6. Mai 2011

Liebe, Teil 1 - "liob"

Mein Blog "Denksteine" trägt nicht ohne Grund den anspruchsvollen Untertitel "Liebe, Tod und ...". Mir schwebt eine lose Reihe an Beiträgen zum Thema Liebe vor. So möchte ich mal ein interessantes (Fach-)Buch vorstellen, mal aktuelle Forschungsergebnisse kommentieren und mal einzelne Theorien vorstellen. Dabei habe ich primär eine soziologische bzw. kulturwissenschaftliche "Brille" auf, denn mich interessiert speziell der gesellschaftliche Einfluss auf dieses Phänomen.

In meiner Magisterarbeit von 1999, die den Titel "Romantische Liebessemantik im Wandel. Diskussion soziologischer Diagnosen zum Umbau des Liebesideals" trug, kam ich zu der Einschätzung, dass Liebe wie Sexualität und Gewalt ein "hochkomplexes, multidimensionales, bio-psycho-soziales Phänomen verkörpert" und daher nicht durch fachspezifische Einseitigkeit hinreichend und überzeugend durchdrungen werden kann. Dennoch bin ich der Ansicht, dass soziale Faktoren den größten Anteil an der Erklärungskraft besitzen, weil wir als Sozialwesen die Liebe erfinden und ausleben.

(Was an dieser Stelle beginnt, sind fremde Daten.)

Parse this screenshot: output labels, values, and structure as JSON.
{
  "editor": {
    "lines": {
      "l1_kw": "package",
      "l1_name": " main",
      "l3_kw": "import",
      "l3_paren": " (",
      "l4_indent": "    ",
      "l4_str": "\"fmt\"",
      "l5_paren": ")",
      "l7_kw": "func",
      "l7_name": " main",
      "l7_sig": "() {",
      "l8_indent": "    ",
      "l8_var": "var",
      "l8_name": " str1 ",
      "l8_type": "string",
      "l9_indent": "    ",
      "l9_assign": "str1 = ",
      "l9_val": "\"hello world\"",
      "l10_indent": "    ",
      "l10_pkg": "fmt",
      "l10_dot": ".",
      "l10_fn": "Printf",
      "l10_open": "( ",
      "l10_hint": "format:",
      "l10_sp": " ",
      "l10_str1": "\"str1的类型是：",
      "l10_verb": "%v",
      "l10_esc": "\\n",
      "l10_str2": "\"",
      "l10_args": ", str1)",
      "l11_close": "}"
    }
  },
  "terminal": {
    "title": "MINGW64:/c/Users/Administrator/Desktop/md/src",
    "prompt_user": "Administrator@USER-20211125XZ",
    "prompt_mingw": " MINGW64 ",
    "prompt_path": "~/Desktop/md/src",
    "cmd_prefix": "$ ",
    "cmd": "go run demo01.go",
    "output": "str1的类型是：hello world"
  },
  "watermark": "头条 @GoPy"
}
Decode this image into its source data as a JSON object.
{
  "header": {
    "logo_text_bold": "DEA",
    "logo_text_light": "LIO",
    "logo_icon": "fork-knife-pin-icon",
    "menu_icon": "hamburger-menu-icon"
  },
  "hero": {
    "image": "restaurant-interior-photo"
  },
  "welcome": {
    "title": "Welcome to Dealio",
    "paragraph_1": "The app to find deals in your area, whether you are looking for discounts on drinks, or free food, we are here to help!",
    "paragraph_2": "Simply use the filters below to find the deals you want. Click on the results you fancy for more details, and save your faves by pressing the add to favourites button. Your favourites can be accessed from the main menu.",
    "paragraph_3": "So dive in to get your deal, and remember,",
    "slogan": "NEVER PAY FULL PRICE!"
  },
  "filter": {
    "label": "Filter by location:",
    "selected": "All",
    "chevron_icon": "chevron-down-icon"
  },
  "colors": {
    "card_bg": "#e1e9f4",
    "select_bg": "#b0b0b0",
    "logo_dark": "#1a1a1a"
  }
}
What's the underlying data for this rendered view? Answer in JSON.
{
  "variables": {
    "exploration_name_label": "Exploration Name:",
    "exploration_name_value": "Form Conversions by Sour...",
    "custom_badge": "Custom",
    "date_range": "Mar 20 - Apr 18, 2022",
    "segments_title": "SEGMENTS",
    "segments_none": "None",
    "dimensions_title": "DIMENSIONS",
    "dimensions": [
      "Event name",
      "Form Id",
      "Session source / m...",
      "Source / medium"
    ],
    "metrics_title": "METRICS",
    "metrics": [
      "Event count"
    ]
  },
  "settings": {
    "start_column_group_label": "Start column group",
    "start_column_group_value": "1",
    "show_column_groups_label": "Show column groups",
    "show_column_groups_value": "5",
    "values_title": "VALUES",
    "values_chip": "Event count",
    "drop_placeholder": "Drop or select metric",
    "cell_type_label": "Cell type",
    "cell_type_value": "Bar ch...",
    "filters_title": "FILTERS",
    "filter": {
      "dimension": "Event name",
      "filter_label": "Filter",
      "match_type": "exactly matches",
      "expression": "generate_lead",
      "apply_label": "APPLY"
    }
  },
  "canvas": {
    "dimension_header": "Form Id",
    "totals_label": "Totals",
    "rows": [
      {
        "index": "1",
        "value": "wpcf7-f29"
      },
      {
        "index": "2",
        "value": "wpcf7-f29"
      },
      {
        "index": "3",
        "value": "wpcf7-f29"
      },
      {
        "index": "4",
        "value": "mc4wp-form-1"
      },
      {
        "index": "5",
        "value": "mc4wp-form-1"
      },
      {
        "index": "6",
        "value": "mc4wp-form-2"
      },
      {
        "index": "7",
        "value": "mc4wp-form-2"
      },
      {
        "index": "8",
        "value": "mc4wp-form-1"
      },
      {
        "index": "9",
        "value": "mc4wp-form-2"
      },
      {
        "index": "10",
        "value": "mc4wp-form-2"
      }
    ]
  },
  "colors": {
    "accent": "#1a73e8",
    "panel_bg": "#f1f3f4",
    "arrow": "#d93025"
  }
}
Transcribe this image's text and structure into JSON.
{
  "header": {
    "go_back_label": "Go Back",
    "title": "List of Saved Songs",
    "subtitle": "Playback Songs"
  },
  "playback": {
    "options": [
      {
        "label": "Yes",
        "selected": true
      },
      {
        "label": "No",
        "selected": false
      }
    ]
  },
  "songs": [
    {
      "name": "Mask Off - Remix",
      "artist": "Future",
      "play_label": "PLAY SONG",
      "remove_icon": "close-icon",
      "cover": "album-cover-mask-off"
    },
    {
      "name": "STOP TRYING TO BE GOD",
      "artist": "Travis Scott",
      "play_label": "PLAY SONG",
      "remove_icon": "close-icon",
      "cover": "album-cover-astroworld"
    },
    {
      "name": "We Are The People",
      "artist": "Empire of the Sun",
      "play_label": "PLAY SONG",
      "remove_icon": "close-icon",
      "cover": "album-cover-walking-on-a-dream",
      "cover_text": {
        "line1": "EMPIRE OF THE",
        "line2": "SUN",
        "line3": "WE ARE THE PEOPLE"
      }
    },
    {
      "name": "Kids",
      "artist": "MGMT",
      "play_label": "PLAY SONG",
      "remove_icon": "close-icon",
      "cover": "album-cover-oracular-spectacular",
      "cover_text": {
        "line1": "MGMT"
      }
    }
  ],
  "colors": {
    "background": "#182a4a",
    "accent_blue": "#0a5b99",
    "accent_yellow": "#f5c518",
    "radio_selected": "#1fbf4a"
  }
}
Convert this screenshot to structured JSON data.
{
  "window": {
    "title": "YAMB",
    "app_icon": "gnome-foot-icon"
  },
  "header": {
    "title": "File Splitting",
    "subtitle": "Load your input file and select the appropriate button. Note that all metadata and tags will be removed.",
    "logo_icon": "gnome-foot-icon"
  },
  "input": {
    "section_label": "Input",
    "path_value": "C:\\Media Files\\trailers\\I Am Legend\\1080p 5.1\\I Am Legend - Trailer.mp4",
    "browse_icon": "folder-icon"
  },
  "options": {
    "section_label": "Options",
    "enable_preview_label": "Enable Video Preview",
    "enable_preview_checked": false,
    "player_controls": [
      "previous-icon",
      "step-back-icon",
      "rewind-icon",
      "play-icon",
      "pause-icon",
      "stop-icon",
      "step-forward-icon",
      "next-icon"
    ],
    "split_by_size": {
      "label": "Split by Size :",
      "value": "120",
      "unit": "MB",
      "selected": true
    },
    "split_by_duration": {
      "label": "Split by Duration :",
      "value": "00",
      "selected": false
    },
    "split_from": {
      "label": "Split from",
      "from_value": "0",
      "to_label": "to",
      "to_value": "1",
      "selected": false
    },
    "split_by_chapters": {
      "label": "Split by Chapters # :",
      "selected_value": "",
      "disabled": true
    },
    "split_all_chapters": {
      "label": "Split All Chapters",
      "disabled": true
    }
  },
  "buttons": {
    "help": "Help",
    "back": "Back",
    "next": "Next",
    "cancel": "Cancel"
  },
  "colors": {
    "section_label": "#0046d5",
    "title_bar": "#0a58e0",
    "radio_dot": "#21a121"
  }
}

Ich beginne heute mit der Frage, welche Bedeutung das Wörtchen "Liebe" ursprünglich hatte.
Dies ist natürlich ein weites Feld, aber es gibt "Krücken" wie die Sprache, die etwas Sicherheit im Dschungel der Liebestheorie und -praxis bieten. Als ich mir einst diese Frage stellte, schlug ich v. a. im „Etymologischen Wörterbuch des Deutschen“ (herausgegeben von Wolfgang Pfeifer im Jahre 1993 in der 2. Auflage beim Akademie-Verlag in Berlin) nach und ich erfuhr sinngemäß folgendes:
  • Das Adjektiv „lieb“ hat sich aus dem althochdeutschen „liob“ (um 800 nach Christus) und dem späteren mittelhochdeutschen „liep“ entwickelt.
  • Dieses „lieb“ trug zu Beginn miteinander verwandte Bedeutungen wie "wert, herzlich, freundlich, angenehm" und diente von Beginn an als Ausdruck für eine Emotion (Hinweis auf das Herz als Körperbezug und auf den Aspekt der kognitiven Bewertung des Gegenübers).
  • Das aus dem althochdeutschen „liubi“ (9. Jhd.) und weiter mittelhochdeutschem „liebe“ sich ergebende Substantiv „Liebe“ trug daher auch ursprünglich den Ausdruck "starkes Gefühl der Zuneigung, Barmherzigkeit, Mildtätigkeit".
  • Erwähnenswert finde ich die auffällige Ähnlichkeit mit dem Wort „lib-ido“ (die Lust). Für "lieben" gibt es explizit das lateinische Verb "amare".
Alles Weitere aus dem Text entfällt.